T-bill yields mixed as banks turn cautious
FE REPORT |
January 19, 2026 00:00:00
The yields on treasury bills (T-bills) showed a mixed trend on Sunday as banks opted to place their excess liquidity in shorter-tenure securities rather than longer-dated ones, amid uncertainty ahead of the national polls.
According to auction results, the cut-off yield, generally regarded as the interest rate, on the 91-day T-bills fell marginally to 10.11 per cent from 10.14 per cent at the previous auction.
In contrast, yields on longer-tenure T-bills moved up.

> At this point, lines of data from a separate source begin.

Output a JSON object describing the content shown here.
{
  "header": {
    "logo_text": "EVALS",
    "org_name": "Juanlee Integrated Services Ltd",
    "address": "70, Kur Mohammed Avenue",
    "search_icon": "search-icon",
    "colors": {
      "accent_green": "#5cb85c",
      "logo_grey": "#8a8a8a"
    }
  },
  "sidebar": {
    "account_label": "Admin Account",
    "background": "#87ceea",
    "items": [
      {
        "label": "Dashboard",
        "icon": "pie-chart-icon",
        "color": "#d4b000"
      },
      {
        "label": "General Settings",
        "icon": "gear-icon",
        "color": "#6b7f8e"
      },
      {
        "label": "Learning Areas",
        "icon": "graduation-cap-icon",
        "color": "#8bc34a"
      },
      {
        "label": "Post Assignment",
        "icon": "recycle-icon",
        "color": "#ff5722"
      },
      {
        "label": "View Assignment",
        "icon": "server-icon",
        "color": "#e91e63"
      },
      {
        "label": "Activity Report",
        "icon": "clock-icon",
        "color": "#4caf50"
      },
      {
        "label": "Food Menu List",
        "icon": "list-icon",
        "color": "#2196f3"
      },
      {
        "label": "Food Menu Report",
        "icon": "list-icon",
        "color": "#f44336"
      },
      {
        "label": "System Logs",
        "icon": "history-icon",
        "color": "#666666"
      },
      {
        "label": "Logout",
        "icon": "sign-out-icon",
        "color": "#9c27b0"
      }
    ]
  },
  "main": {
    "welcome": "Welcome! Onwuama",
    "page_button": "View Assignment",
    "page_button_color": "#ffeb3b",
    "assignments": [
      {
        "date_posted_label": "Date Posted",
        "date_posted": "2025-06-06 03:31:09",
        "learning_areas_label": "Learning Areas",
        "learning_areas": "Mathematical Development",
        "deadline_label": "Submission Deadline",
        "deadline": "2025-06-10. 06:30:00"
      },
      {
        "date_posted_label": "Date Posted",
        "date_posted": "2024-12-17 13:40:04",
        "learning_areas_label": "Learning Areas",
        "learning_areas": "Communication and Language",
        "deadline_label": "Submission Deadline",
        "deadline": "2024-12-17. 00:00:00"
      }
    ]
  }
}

The cut-off yield on the 182-day T-bills rose to 10.45 per cent from 10.25 per cent, while the yield on the 364-day T-bills increased to 10.39 per cent from 10.34 per cent earlier.
The government raised Tk 80 billion on the day by issuing the three categories of T-bills to partly finance its budget deficit.
"Most banks are reluctant to park their excess funds in longer-term T-bills to manage liquidity more efficiently ahead of the upcoming national election," a senior treasury official at a leading private commercial bank told The Financial Express.
He added that banks are instead favouring short-term T-bills to avoid potential interest rate volatility in the pre-election period. The banker also expected the current yield pattern in government securities to persist over the coming weeks.
At present, four types of T-bills are issued through auctions to manage government borrowing from the banking system. These include bills with maturities of 14 days, 91 days, 182 days and 364 days.
In addition, five government bonds with tenures of two, five, 10, 15 and 20 years are actively traded in the market.